Lichtinduzierte Suprafluidität
Zustand von Quantenmaterie lässt sich durch Licht verändern.
Quantenmaterie sind Stoffe, in denen das quantenmechanische Verhalten der Bestandteile, zum Beispiel der Wellencharakter der Elektronenbewegung, überwiegt. Auch die Aggregatzustände sind besonders: Unter bestimmten Einflüssen bildet sich ein Suprafluid, bei dem jede innere Reibung verloren geht und dafür eine hohe Wärmeleitfähigkeit vorhanden ist. Bisher war die Entstehung von Suprafluiden nicht extern steuerbar, doch einem Forscherteam um Ludwig Mathey und Andreas Hemmerich von der Uni Hamburg ist es jetzt gelungen, die kristalline Ordnung erfolgreich zu stören. Das Team hat Licht eingesetzt, um zu verhindern, dass die Kristalle im Quantensystem die für sie typische Ordnung einnehmen.
Abb.: Durch die Bestrahlung der Quantenmaterie mit Licht, das in seiner Frequenz variiert, wird die die kristalline Ordnung unterdrückt und ein Suprafluid entsteht. (Bild: UHH)
Die Forscher brachten eine Gaswolke aus kalten Atomen zwischen zwei hochreflektierenden Spiegeln ein. Ein externer Pumplaserstrahl wurde auf die Atomwolke gerichtet, wobei das Licht in einer bestimmten Frequenz schwang, um die kristalline Ordnung in kontrollierter Weise zu stören. Wenn die Intensität des Strahls stark genug ist, organisieren sich die ungeordneten Atome aus der Gasphase normalerweise spontan in einem kristallinen Schachbrettmuster. Diese Selbstorganisation verhindert die Entstehung eines Suprafluids, die durch die kristalline Ordnung unterdrückt wird. Das Team zeigte, dass man mit einer gezielten Variation der Frequenz die Balance zugunsten der Suprafluidphase kippen kann.

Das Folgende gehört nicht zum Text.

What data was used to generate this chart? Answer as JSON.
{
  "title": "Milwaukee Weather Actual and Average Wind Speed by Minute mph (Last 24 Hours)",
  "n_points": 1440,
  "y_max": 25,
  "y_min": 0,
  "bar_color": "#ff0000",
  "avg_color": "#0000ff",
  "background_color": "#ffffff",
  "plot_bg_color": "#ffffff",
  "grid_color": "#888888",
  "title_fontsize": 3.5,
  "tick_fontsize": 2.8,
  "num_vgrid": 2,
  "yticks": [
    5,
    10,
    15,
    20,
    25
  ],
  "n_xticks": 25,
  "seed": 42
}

„Wir beobachten in unseren Computersimulationen, dass eine periodische Modulation der Pumpintensität die dominierende selbstorganisierte Phase destabilisieren kann“, erklärt Jayson Cosme von der Uni Hamburg. „Dadurch kann die zuvor instabile homogene Phase wieder aufsteigen und das Suprafluid entsteht. Es ist lichtinduzierte Suprafluidität.“ Und Hemmerich ergänzt: „Man könnte erwarten, dass sich das System einfach nur erwärmt, wenn wir es schütteln. Es war faszinierend, eine deutliche Signatur des Suprafluids zu beobachten.“
Das Prinzip, durch gezielten Einsatz von Licht eine Phase zu verstärken oder zu unterdrücken, wurde bereits in vielen Bereichen der Physik angewandt, etwa bei Supraleitern. „Wir haben diese Art der Lichtsteuerung der Suprafluidität vorgeschlagen, um das Prinzip zu demonstrieren, das für die lichtinduzierte Supraleitung angenommen wird“, erklärt Mathey. Mit diesem Befund wird ein neues Kapitel der Festkörperphysik eröffnet, in dem Wissenschaftler nicht nur Gleichgewichtseigenschaften von Materie messen, sondern über Lichtsteuerung einen Zustand mit gewünschten Eigenschaften erzeugen können.